Iago, Othello's adjutant and grand nemesis, is the focal point of this imposing theatrical canvas. Played brilliantly by Timofei Tribuntsev, he makes no secret whatsoever of his plans. He stands at the edge of the stage and declares to the audience that he hates Othello, hates him for being a Moor, hates him for his success in love and service, and will destroy him whatever it takes. He repeats this pledge throughout the course of the action, even as he brings down everyone around him, including his wife Emilia (Lika Nifontonva), Othello's rap-rock friend Cassio (Anton Kuznetsov), and his own friend Rodrigo (Timur Lyubimsky).

Othello (Denis Sukhanov) is larger than life but not blessed with attributes that could make him a genuine hero. He has the moves down pat — the large strides, the broad gestures, the eagle eye — but in his heart and mind he is not up to the task. He is haunted by visions of his wife Desdemona (Maryana Spivak) as a Barbie doll, a prostitute, an ungrateful wretch.

Butusov gives us entire scenes of "Barbie Doll" Desdemona strutting about in garish wigs and flouncy dresses, and cavorting in bed with Cassio who giddily sprays her with water from a water can.
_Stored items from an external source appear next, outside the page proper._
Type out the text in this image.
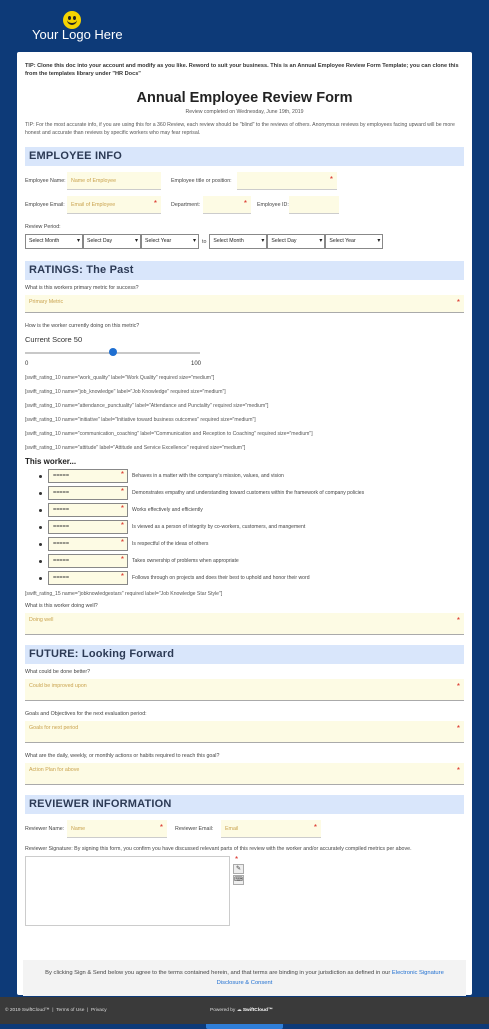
Your Logo Here
TIP: Clone this doc into your account and modify as you like. Reword to suit your business. This is an Annual Employee Review Form Template; you can clone this from the templates library under "HR Docs"
Annual Employee Review Form
Review completed on Wednesday, June 19th, 2019
TIP: For the most accurate info, if you are using this for a 360 Review, each review should be "blind" to the reviews of others. Anonymous reviews by employees facing upward will be more honest and accurate than reviews by specific workers who may fear reprisal.
EMPLOYEE INFO
Employee Name:	Name of Employee	Employee title or position:
*
Employee Email:	Email of Employee *	Department:
*	Employee ID:
Review Period:
Select Month ▾	Select Day ▾	Select Year ▾	to	Select Month ▾	Select Day ▾	Select Year ▾
RATINGS: The Past
What is this workers primary metric for success?
Primary Metric *
How is the worker currently doing on this metric?
Current Score 50
0	100
[swift_rating_10 name="work_quality" label="Work Quality" required size="medium"]
[swift_rating_10 name="job_knowledge" label="Job Knowledge" required size="medium"]
[swift_rating_10 name="attendance_punctuality" label="Attendance and Punctality" required size="medium"]
[swift_rating_10 name="initiative" label="Initiative toward business outcomes" required size="medium"]
[swift_rating_10 name="communication_coaching" label="Communication and Reception to Coaching" required size="medium"]
[swift_rating_10 name="attitude" label="Attitude and Service Excellence" required size="medium"]
This worker...
===== *	Behaves in a matter with the company's mission, values, and vision
===== *	Demonstrates empathy and understanding toward customers within the framework of company policies
===== *	Works effectively and efficiently
===== *	Is viewed as a person of integrity by co-workers, customers, and mangement
===== *	Is respectful of the ideas of others
===== *	Takes ownership of problems when appropriate
===== *	Follows through on projects and does their best to uphold and honor their word
[swift_rating_15 name="jobknowledgestars" required label="Job Knowledge Star Style"]
What is this worker doing well?
Doing well *
FUTURE: Looking Forward
What could be done better?
Could be improved upon *
Goals and Objectives for the next evaluation period:
Goals for next period *
What are the daily, weekly, or monthly actions or habits required to reach this goal?
Action Plan for above *
REVIEWER INFORMATION
Reviewer Name:	Name *	Reviewer Email:	Email *
Reviewer Signature: By signing this form, you confirm you have discussed relevant parts of this review with the worker and/or accurately compiled metrics per above.
*
✎
⌨
By clicking Sign & Send below you agree to the terms contained herein, and that terms are binding in your jurisdiction as defined in our Electronic Signature Disclosure & Consent
© 2019 SwiftCloud™  |  Terms of Use  |  Privacy	Powered by ☁ SwiftCloud™
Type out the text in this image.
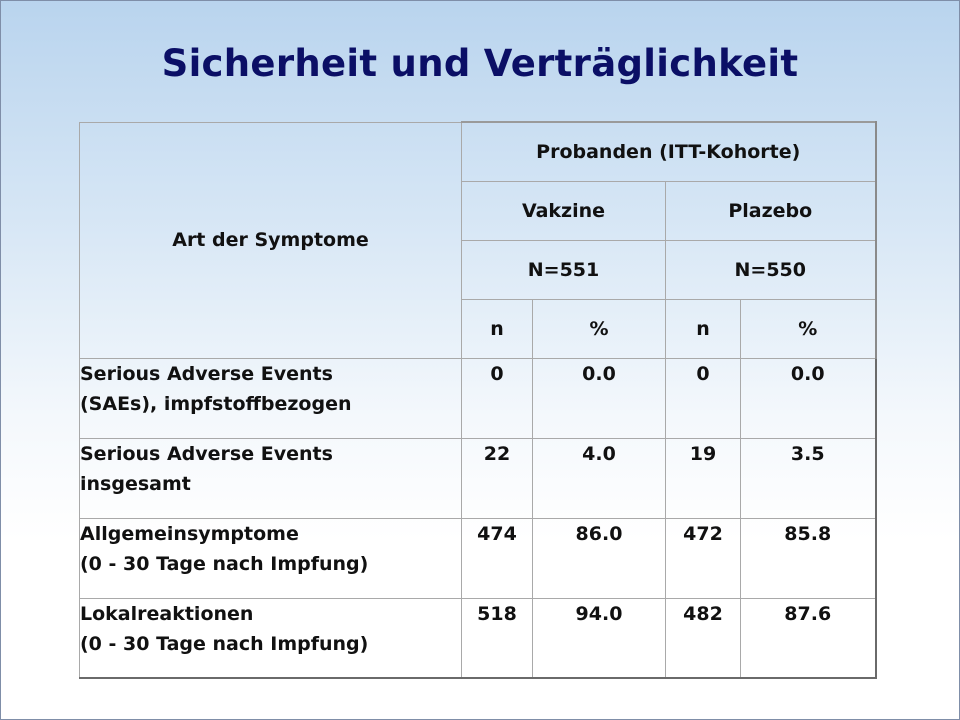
Sicherheit und Verträglichkeit
Art der Symptome	Probanden (ITT-Kohorte)			
	Vakzine		Plazebo	
	N=551		N=550	
	n	%	n	%

Serious Adverse Events
(SAEs), impfstoffbezogen	0	0.0	0	0.0

Serious Adverse Events
insgesamt	22	4.0	19	3.5

Allgemeinsymptome
(0 - 30 Tage nach Impfung)	474	86.0	472	85.8

Lokalreaktionen
(0 - 30 Tage nach Impfung)	518	94.0	482	87.6
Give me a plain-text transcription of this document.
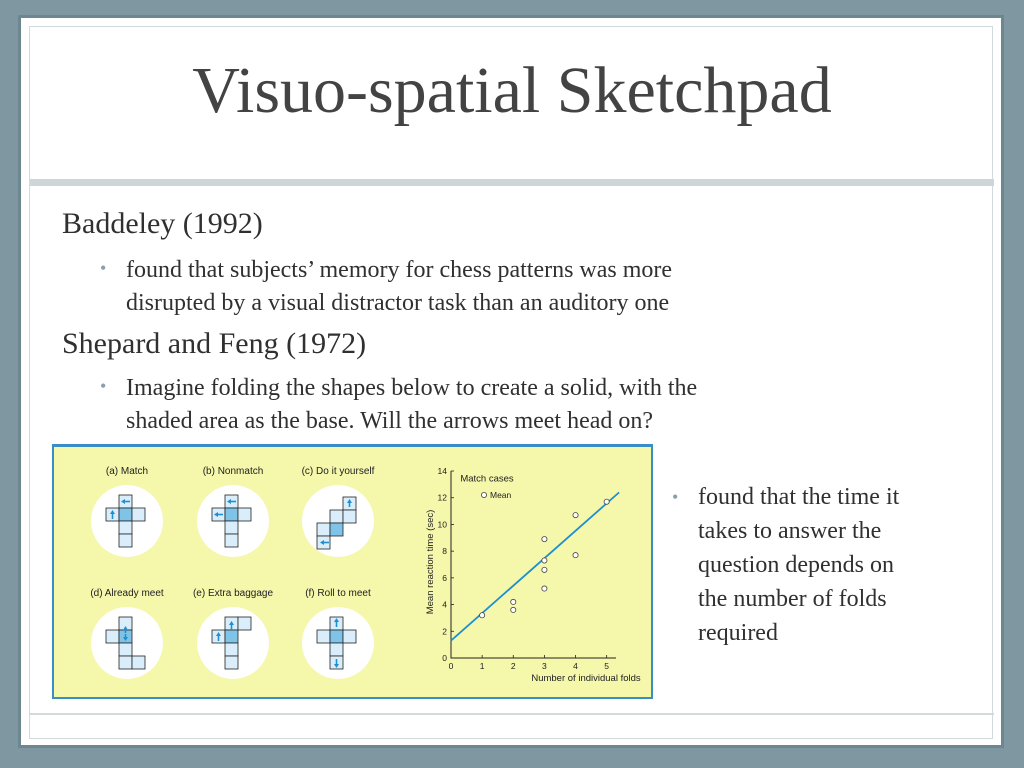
Visuo-spatial Sketchpad
Baddeley (1992)
• found that subjects’ memory for chess patterns was more
disrupted by a visual distractor task than an auditory one
Shepard and Feng (1972)
• Imagine folding the shapes below to create a solid, with the
shaded area as the base. Will the arrows meet head on?
(a) Match	(b) Nonmatch	(c) Do it yourself
(d) Already meet	(e) Extra baggage	(f) Roll to meet
0
2
4
6
8
10
12
14
0	1	2	3	4	5
Match cases
Mean
Number of individual folds
Mean reaction time (sec)
• found that the time it
takes to answer the
question depends on
the number of folds
required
The director does allow Othello and Desdemona one stunningly beautiful instance of conjugal love on a dimly lit hardwood floor, but other than that, we are usually privy only to Iago's infernal machinations or Othello's weak-kneed worries.

This production handles the topic of Othello's African origins as well as it can by taking it in a completely different direction. Sukhanov paints parts of his body with tar-like pigment — sometimes it is a facial mask, sometimes it is his hands and arms. The point is always that this is an individual attempting to find common ground with a mask or an image, but never succeeding in doing so.

Compared to Butusov's last masterpiece at the Satirikon — a hot, passionate interpretation of Anton Chekhov's "The Seagull" — "Othello" is cold and heavy. That, mind you, is a mark of its success, for hatred and stupidity are not topics to get warm and fuzzy about.

I still find the Othello principle ludicrous. Othello's ignorant and utterly schematic jealousy makes it entirely impossible for me, as they say in theater, to willingly suspend my disbelief. "Othello," for me, remains a failed play, a groaner.

And yet Butusov's transformation of it into a hard, grinding production about the horror of hatred hits like a ton of bricks.

“Othello” plays Nov. 1, 7, 15, 23 and 27 at 7 p.m. at the Satirikon Theater, 8 Sheremetyevskaya Ulitsa. Metro Marina Roshcha. Tel. 495-689-7844. Running time: 3 hours, 45 minutes.